İsmet İnönü teklifi reddetmez. Miting günü gelir İsmet Paşa uzun uzun konuşur ve kürsüden iner
Kurmayları hemen etrafını sarar ve "paşam hani Allah’tan bahsedecektiniz" diye hayal kırıklıklarını dile getirir. İsmet "bahsettim ya" der.
Etrafındakiler şaşkındır.
İnönü devam eder: konuşmamı bitirirken “Allaha ısmarladık dedim ya”
CHPliler bu fıkra gibi olayı anlatırken sonuna “işte böyle! Paşa din istismarına karşıydı” derler.
1966 yılından bugüne gelelim,
Enes Kara’nın intiharından sonra dün ve önceki gün sol ve Kemalist taban CHP lideri Kemal Kılıçdaroğlu’nu hedef aldı.
Onlar sosyal medyada #TarikatlarKapatılsın diye yırtınırken Kemal Bey eleştirel bir twit bile atmamıştı.
Kemal Beyin twitter sayfasındaki yorumlara bakılırsa Kemal Bey’in ahlaki gerekçelere dayandırdığı intihar meselesinde konuşmama prensibi tabanı çıldırtmıştı.
CHP seçmenine göre Kemal Bey sırf tarikatçıların oyunu almak için susuyordu.
Kemal Bey’in ortakları arasında olan Saadet, Gelecek ve Deva seçmeni ürkütülmesin diye susulmuştu.
İddiaları buydu.
Dindarlık artıyor mu azalıyor mu?
Şimdi asıl meselemize gelelim Türkiye dindarlaşıyor mu sorusuna yanıt arayalım.
Eğer dindarlık artmıyorsa, dindarlar güç kazanmadıysa Tekke ve Zaviyeleri kapatmakla övünen, Kuran öğretilmesini yasaklayan, başörtü yasakçılığının yılmaz savunucusu bir parti neden evrim geçirdi?
Neden Kur’an okuyan sağcı adaylarla belediye seçimlerine girdi?
Dindarlık artmıyorsa sağcı, dindar muhafazakar bireyleri neden parti listelerinde aday yaptı.
Sonra dindarlık artmıyorsa HDP neden Altan Tan’dan Ayhan Bilgen’e Hüda Kaya’dan Gergerlioğlu’na kadar vitrinini yeşilimsi renge boyadı?
Malumunuz HDP çizgisinin rengi Marksist kırmızısı idi.
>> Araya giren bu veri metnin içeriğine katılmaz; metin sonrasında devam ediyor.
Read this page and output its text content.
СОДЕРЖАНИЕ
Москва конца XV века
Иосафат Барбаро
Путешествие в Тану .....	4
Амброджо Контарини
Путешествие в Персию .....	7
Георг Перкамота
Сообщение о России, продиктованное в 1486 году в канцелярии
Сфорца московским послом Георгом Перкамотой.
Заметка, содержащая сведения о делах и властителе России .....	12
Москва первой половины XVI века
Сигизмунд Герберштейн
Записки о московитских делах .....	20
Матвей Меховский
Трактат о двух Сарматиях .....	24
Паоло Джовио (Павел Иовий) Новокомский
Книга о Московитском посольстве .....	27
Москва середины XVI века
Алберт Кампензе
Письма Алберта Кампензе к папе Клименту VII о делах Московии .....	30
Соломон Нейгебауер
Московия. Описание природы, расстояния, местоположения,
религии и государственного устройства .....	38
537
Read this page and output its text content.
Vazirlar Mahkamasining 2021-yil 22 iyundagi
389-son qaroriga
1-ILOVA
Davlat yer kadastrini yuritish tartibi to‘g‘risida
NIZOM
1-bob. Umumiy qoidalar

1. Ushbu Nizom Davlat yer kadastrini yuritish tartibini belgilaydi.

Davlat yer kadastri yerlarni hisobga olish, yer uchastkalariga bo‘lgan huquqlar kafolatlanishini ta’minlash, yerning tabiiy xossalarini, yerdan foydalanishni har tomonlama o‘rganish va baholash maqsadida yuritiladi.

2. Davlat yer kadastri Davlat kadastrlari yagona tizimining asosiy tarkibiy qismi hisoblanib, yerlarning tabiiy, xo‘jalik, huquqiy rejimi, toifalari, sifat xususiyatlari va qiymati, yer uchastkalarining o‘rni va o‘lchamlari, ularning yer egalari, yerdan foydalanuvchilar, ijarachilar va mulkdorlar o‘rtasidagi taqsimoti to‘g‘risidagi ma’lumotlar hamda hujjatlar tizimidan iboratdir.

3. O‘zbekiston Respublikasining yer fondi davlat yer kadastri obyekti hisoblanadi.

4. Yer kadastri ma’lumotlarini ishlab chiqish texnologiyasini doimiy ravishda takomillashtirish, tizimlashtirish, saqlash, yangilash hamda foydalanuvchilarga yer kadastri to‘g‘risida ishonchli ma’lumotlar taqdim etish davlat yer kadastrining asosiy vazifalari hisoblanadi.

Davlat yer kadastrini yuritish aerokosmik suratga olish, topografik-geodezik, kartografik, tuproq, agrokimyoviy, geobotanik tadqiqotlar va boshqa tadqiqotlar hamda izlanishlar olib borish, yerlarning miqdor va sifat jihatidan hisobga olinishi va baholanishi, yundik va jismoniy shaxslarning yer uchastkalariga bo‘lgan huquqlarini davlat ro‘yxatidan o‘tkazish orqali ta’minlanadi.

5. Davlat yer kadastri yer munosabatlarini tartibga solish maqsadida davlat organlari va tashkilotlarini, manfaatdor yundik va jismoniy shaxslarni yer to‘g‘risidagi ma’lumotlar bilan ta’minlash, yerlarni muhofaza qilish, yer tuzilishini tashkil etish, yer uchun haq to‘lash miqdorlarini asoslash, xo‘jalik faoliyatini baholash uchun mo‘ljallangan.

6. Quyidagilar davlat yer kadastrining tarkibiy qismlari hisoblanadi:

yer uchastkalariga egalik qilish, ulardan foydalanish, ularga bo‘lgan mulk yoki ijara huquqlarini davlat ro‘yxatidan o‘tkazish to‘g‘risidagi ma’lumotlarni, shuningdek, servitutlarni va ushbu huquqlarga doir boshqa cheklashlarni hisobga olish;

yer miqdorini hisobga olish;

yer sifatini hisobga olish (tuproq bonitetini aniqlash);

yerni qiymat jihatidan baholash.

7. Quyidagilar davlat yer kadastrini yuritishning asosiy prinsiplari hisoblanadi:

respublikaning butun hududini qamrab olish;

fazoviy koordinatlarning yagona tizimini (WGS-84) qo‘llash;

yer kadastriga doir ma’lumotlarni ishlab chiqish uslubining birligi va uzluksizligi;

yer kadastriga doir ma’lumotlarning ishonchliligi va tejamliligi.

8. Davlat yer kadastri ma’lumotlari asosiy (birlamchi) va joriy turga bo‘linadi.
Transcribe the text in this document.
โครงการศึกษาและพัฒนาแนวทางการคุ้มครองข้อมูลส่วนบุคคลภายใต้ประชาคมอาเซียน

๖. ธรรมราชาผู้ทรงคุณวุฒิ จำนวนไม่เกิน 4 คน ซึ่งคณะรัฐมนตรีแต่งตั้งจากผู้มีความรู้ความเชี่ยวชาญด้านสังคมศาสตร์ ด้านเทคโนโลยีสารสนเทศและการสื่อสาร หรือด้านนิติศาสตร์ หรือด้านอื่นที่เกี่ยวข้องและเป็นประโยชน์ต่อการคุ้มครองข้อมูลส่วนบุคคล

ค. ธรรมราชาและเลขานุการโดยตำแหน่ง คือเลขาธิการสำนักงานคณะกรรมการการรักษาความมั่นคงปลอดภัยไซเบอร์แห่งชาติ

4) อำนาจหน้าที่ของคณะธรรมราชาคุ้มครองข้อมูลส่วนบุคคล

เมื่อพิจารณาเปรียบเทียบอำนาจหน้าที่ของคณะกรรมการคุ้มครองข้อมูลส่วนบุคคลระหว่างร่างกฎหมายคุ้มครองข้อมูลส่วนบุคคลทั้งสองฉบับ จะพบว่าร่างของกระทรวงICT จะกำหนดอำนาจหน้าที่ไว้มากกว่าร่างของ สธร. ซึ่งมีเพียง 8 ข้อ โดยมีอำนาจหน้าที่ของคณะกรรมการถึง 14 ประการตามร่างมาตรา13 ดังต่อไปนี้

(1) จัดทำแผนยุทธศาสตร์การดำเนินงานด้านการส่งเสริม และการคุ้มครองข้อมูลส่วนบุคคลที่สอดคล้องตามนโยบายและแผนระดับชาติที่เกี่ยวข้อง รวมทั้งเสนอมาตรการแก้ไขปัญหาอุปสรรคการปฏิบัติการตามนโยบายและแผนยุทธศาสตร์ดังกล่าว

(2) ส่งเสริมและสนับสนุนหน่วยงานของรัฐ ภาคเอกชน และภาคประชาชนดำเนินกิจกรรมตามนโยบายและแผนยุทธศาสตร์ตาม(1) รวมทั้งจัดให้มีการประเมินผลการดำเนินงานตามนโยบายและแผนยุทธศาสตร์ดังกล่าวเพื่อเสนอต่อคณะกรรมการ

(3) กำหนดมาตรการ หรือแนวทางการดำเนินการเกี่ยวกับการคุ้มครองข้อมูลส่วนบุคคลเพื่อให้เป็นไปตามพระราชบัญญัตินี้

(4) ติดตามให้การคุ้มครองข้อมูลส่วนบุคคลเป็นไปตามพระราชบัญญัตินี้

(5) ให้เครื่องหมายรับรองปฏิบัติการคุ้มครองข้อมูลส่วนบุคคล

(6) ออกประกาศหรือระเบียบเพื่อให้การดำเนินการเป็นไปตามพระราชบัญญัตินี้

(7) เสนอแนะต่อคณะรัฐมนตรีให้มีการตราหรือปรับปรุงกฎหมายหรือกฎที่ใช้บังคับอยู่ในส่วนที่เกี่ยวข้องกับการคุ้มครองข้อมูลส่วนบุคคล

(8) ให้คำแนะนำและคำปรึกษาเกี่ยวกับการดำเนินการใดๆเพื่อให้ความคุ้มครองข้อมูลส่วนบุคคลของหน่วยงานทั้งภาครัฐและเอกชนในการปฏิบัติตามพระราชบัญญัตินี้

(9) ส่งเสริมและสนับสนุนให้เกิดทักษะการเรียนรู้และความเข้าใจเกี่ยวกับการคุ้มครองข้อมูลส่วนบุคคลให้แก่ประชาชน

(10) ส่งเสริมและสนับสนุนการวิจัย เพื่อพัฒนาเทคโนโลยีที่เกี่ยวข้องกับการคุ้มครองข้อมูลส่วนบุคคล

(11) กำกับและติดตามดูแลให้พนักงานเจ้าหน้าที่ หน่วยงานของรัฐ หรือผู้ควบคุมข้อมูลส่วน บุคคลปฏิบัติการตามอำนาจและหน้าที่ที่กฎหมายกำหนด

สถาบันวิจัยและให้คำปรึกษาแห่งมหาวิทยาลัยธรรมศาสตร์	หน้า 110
Niye vitrini yeşilimsi boyadılar?
Neredeyse tüm partiler neden “en dindar benim, iktidar sahte dindar” diyor?
Bundan 20 yıl önce faiz karşıtlığı yok gibi iken doların yükselmesi sürecinde uygulanan kur sistemine sol partiler bile “bu faizin ta kendisidir” dediler.
Toparlamak gerekirse din, sosyal hayatta -ideolojik yobazlar hariç- neredeyse her bireyi etkiledi.
İsmail Saymaz gibi yobazları ürküten şey de dinin etki gücünün her tarafta yayılması. Türkiyeli Müslümanlar çok politize oldukları için tüm meseleleri siyasal okuyorlar oysa sosyal doku olarak bir rahmet pınarı gibi gelmekte olan bir nesil var.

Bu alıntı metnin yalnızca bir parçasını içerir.